Some of the key big data gateway characteristics to support a data lake investment, then, include:
- Elastic scalability: Your enterprise's platform will need to scale to handle large volumes and content. Think zillions of little messages but also singular, massive files, too. An ideal solution certainly would handle both of these extremes.
- Security and governance: You'll need to secure and track data feeds originating from within and beyond your enterprise. If your organization is to derive critical business value from the end result, it will need governance, tracking, auditing, and alerts on these data flows and feeds to ensure continuity of service.
- Community management: New technology blurs the lines between traditional data integration and human interaction, and dynamic interaction between people and information must occur more often. Collaborative management functionality enables a central platform for easy data routing and expanded workflow capabilities.
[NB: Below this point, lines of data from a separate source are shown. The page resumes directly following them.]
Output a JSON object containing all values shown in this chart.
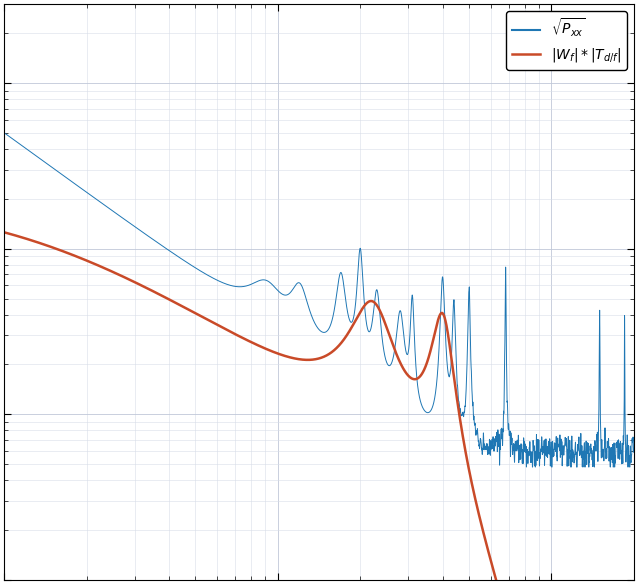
{
  "blue_color": "#1f77b4",
  "orange_color": "#c94a28",
  "background_color": "#ffffff",
  "grid_major_color": "#c0c8d8",
  "grid_minor_color": "#d8dde8",
  "fig_width": 6.38,
  "fig_height": 5.84,
  "dpi": 100,
  "xlim": [
    1,
    200
  ],
  "ylim_log": [
    -9,
    -5
  ],
  "legend_loc": "upper right"
}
- Easy: Easy to implement. Easy to operate. Easy to scale. Much like the decide-schema-later aspects of your big data initiatives, you'll need a big data gateway solution to interoperate with any communication protocol, data formats, OS platform, and more so you can decide later how things will be integrated. And it's got to be technology that's easy enough to manage internally so you can skip the expensive consulting fees, stay agile, and deliver business value faster.
And modern integration systems should move away from traditional ETL (Extract, Transform, Load) architectures and support the schema-on-read principle to give organizations the flexibility to decide when and how they will use the data.
Thus, file transfer and integration systems whose core capabilities are carrier-grade scalability, secure data transfers, and the ability to connect to non-traditional storage repositories (Hadoop, NoSQL, etc.) will alleviate the security, control, and expansion challenges and deliver a better data lake experience.
Companies that deploy an integration platform with these key functions significantly increase the benefits of a data lake investment.
How to Get There
Ultimately, the predictive organization is naturally proactive. Faster insight leads to clearer foresight, and actionable intelligence drawn from a data lake provides that clear and decisive competitive edge that companies always look for.
Data lakes deliver added ability to monitor and analyze the historical performance of organizations to better achieve future results, but the promise of improved analytics and business agility is broken when the data is incomplete or not easily accessible.
Companies undoubtedly must have connected data, and strategically addressing how to get all of it into data lakes and between data lakes is incredibly important, as legacy technologies simply can't meet modern data requirements.
Organizations must focus on a centralized file transfer platform that enables B2B, cloud, application, and big data integration, supporting the advanced data initiatives of today's modern enterprise. After all, a data lake with stagnant information flows becomes a data swamp, leading to a reactive business environment and little competitive edge at all.